Nach dem Abendessen brachen wir zusammen mit Herrn Geist, dem „Abenteurer“ an der Wegscheide, zu einer außergewöhnlichen Nachtwanderung auf. Mit verbundenen Augen hielt sich jeder von uns an einem sehr langen Seil fest. Auf diese Weise wurden wir in den Wald geführt, ohne dass einer verloren ging. Alle Anweisungen von Herrn Geist mussten wir stets bis ans Ende des Seils gut weitergeben, damit niemand unvermittelt gegen einen Baum lief oder über einen Ast fiel. Nach ca. 10 Minuten Wanderung ins Ungewisse machten wir einen Stopp. Wir bekamen die Augenbinde ab und mussten uns erst einmal orientieren. Es war stockdunkel, wir waren mitten im Wald, der Vollmond war über uns, ein Waldkauz schrie und vor uns lag eine Lichtung. Hier spielten wir kurz, bekamen anschließend die Augen wieder verbunden und wanderten erneut am Seil weiter Richtung Waldrand. Dort durften wir die Augenbinde erneut abnehmen, damit sich jeder einer Mutprobe stellen konnte. Diese bestand darin, ganz alleine einen mit Kerzen beleuchteten Weg durch den Wald zurückzulegen, bis zu einem großen Baum, bei dem Herr Geist auf uns wartete. Hier sammelten wir uns, bis alle Kinder ihre Mutprobe bestanden hatten. Anschließend gingen wir gemeinsam zurück raus aus dem Wald und zur Wegscheide. Da es schon sehr spät war, gingen wir direkt in unsere Betten.

 

Der nächste Tag war dann leider auch schon der Abreisetag. Wir frühstückten gemeinsam, packten unsere Sachen und verbrachten die Zeit, bis der Bus kam, mit Tischtennisspielen oder gingen auf den Spielplatz.

 

Abschließend kann man sagen, dass es eine wirklich sehr gelungene erste Klassenfahrt für uns alle war. Wir wären gerne noch länger auf der Wegscheide geblieben. Denn: Das Beste an all den Abenteuern, war die viele Zeit, die wir miteinander verbrachten.

 

24.1.2018 Luis Cimiotti und Max Völker (Klasse 4a)

 

Als wir noch die Klasse 2a waren

Im USA Wellenbad mit der Klasse 2a

„Das Element Wasser hat seit jeher eine ganz besondere Faszination“

 

Spielen, Tauchen, Gleiten und das Erlernen der wichtigsten Schwimmtechniken lässt die Kinderaugen der Klasse 2a jeden Montag wieder neu leuchten.

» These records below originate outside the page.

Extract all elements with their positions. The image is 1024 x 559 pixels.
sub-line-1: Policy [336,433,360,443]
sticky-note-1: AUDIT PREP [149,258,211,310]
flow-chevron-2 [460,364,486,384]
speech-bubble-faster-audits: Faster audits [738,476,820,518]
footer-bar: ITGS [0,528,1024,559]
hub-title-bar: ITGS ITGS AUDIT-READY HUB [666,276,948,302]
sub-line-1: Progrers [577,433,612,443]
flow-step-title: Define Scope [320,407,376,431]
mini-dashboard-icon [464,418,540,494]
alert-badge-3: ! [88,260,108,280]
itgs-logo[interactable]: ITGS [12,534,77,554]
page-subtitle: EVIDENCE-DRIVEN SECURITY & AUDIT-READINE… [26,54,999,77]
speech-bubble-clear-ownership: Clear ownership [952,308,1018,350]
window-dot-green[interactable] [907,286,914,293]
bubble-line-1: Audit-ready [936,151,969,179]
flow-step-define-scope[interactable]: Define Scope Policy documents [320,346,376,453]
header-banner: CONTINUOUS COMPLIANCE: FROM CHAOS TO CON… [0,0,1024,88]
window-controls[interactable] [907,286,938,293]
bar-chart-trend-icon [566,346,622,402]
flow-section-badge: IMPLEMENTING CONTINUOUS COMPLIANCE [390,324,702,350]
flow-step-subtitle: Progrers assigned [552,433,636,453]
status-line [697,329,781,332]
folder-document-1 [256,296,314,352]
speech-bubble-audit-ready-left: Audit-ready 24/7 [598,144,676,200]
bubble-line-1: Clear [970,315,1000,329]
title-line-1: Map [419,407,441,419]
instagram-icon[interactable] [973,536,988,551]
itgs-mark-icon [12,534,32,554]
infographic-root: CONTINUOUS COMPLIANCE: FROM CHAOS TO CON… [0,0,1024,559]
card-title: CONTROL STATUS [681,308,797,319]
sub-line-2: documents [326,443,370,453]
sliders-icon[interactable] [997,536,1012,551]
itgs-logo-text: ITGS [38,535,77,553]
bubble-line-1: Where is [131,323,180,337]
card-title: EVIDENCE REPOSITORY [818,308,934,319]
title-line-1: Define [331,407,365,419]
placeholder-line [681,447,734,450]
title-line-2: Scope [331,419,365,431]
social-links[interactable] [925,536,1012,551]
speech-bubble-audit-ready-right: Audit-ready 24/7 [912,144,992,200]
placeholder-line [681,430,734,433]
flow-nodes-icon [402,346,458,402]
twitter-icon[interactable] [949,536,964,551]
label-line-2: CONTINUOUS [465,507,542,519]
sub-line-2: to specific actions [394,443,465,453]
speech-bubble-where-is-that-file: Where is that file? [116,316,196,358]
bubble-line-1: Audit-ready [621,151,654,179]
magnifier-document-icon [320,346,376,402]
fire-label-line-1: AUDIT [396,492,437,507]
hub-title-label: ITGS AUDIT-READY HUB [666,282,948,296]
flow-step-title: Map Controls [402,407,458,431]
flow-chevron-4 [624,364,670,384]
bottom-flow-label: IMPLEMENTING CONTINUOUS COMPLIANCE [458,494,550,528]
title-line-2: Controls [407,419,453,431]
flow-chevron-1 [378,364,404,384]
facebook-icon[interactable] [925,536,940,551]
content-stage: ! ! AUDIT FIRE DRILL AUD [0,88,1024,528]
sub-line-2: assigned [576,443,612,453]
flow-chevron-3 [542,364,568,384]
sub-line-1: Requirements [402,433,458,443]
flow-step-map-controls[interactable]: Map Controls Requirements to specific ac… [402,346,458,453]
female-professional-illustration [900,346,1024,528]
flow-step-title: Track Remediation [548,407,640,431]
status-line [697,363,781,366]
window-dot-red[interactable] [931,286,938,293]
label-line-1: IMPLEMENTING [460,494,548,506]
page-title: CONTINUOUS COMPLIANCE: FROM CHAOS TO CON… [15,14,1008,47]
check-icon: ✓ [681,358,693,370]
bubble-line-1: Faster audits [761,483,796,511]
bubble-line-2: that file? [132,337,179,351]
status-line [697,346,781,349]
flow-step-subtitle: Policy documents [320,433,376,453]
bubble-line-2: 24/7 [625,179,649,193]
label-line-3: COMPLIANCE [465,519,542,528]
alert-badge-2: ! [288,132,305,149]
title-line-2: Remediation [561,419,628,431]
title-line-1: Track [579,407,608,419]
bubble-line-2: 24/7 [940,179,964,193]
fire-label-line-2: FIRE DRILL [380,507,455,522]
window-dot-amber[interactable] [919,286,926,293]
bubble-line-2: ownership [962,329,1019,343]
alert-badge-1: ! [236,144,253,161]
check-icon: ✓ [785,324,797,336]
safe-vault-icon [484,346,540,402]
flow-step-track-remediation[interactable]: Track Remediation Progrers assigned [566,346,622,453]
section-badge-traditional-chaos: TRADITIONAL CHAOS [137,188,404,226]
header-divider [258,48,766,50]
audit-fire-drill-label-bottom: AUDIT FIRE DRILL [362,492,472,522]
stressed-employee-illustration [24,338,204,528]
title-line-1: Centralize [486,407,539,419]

Das Spielen im Wasser ist neben der Kenntnis der Baderegeln, dem Erlernen der einzelnen Techniken und dem Erreichen der Abzeichen (Seepferdchen, Bronze und Silber) eine wichtige Komponente im Schwimmunterricht der EKS in dieser Klassenstufe. Die Kinder können somit spielerisch ihre konditionellen und koordinativen Fähigkeiten weiterentwickeln.

Seit Beginn des Schuljahres gehen wir mit besonderer Begeisterung jeden Montag ins Wasser und haben sehr viel Spaß mit unterschiedlichen Schwimmutensilien, (Poolnudel, Schwimmbrett, Tauchring, große Matte, Wasserball,…).

Darüberhinaus wird fleißig getaucht, gesprungen und geschwommen.